Début du BPF en Lot-et-Garonne, par J-L Villeneuve

Ce fut la première d’une longue aventure, d’un projet peu ordinaire dont on ne sait en posant la première pierre si on édifiera un complet édifice. La barre est haute, car forcément à franchir sur plusieurs années. L’émotion du premier coup de pédale du côté d’Agen fut donc au rendez-vous, début d’une longue, passionnante et enrichissante épopée…

Étape 1 – Granfonds – Villeréal 116 kms

Me voici donc au départ de la grande aventure : explorer les départements français en reliant dans chacun d’eux les six sites sélectionnés pour obtenir le BREVET DES PROVINCES FRANCAISES. Je me dois de remercier immensément la F.F.C.T. d’avoir créé un si formidable challenge. Je harnache ma monture de deux sacoches latérales bien lestées, sous un ciel tourmenté, mais envahi par une douce sensation de débuter ce parcours initiatique. Je quitte Granfonds, fief de basket, et bien vite heureusement, je découvre ma première « route régal » qui serpente dans la verte vallée de la Seoune affluent de la Garonne. Je contourne le tertre du fier village de Puymirol. Je redescends dans un océan de tournesols qui font grise mine, compagnons qui me seront fidèles tout au long de mon épopée. Dans cette vallée ils alternent avec la culture du tabac. Je traverse Tayrac poursuivi par les aboiements d’un chien colérique.
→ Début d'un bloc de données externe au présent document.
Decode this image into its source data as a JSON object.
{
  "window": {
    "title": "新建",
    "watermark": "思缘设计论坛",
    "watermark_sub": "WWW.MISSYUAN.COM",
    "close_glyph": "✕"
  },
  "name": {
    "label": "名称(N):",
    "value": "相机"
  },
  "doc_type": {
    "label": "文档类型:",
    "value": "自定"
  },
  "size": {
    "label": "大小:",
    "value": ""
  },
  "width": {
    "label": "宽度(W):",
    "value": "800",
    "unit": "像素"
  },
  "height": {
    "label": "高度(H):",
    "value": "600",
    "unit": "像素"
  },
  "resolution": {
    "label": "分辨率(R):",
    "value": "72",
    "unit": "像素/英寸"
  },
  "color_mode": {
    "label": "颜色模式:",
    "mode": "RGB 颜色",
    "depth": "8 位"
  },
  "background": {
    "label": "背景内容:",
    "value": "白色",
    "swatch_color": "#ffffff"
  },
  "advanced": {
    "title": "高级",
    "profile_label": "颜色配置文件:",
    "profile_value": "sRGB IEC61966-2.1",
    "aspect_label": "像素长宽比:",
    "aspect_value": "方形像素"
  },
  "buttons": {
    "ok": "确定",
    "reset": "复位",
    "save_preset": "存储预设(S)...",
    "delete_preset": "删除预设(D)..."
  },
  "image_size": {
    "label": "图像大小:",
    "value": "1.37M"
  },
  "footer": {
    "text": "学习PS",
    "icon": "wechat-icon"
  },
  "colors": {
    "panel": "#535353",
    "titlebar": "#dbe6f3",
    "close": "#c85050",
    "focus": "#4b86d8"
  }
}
Saint-Maurin, la halle (c) JL Rougier Saint-Maurin, la halle (c) JL Rougier

Je quitte la route de Moissac et file vers Saint-Maurin où je dois apposer le premier tampon sur ma carte officielle. Au premier coup d’oeil, cette petite bourgade semble sans intérêt : elle mérite cependant le détour, en particulier pour découvrir une charmante place cernée de maisons à colombages occupée par une halle ancienne qui abrite un lavoir, et un puits à réa subtilement fleuri. Elle arbore aussi les restes d’une abbaye bénédictine fondée au XI è siècle sur le tombeau de l’évangélisateur St-Maurin, ainsi qu’un musée qui met en valeur les métiers d’antan. Je complète ma visite en arpentant des ruelles parfois abruptes à la recherche de mon sésame (une recherche qui s’avéra parfois peu évidente et source d’aventure). Ce sera une épicerie qui aura l’honneur d’inaugurer un témoignage initial : Mme Simoncello P. tamponna donc (533 autres pointages suivront !) et me livra un croissant croustillant qui apaisa un appétit naissant. La route serpenta ensuite jusqu’aux abords de Bourg-de-Visa. J’atteignis ainsi un plateau panoramique à 230 m d’altitude (point haut de mon parcours dans ce département).

Je traversai une forêt de pruniers dont les fruits sont collectés par une coopérative pour être en partie transformés en délicieux pruneaux. Suivit Beauville ancienne bastide perchée sur un éperon rocheux qui justifie le détour ; son château est classé monument historique et sa place à arcades, ainsi que ses maisons à colombages ne manquent pas de charme. La descente voluptueuse qui me ramène dans la vallée n’en manque pas non plus ! Mais il faut vigoureusement remonter pour gravir le coteau d’en face où se trouve Laroque-Timbaut. Il est 12h 15 l’heure de me restaurer : ce qui s’avère possible dans le seul restaurant de ce sympathique village. Le repas copieux est bien cuisiné et peu onéreux : tout va pour le mieux à l’aube de cette longue aventure. Lorsque je redémarre, je reconnais les ébats d’écoliers dans une cour d’école…légère émotion pour le néo retraité ! Quelques perles de pluie viennent me rafraichir, vite évaporées. Je caracole sur une route toboggan truffée de petites grimpettes digestives. La plongée vers la vallée du Lot se précise à la sortie d’Hautefage. Je parviens au pied de la butte de Penne-d’Agenais et affronte une montée cette fois plutôt indigeste : j’ascensionne cependant jusqu’au sommet où trône N-D-de-Peyragude : je visite ce sanctuaire de style romano-byzantin dont l’élégante coupole et le choeur finement enluminé sont éclairés de 47 vitraux. La route d’accès délivre un admirable panorama sur la vallée du Lot qui scintille 150m plus bas. A l’entrée du quartier Notre-Dame un portique mentionne le passage des pèlerins de St-Jacques. Ce gros village a eu une histoire mouvementée où se sont distingués Richard-Coeur-de-Lion, Duguesclin et Montluc qui y fit massacrer les protestants. Mon second pointage est délivré dans un bar qui donne sur la grande place centrale : le café m’est servi dans une totale indifférence et s’est fait attendre ! (tous les héros ne sont pas reconnus !).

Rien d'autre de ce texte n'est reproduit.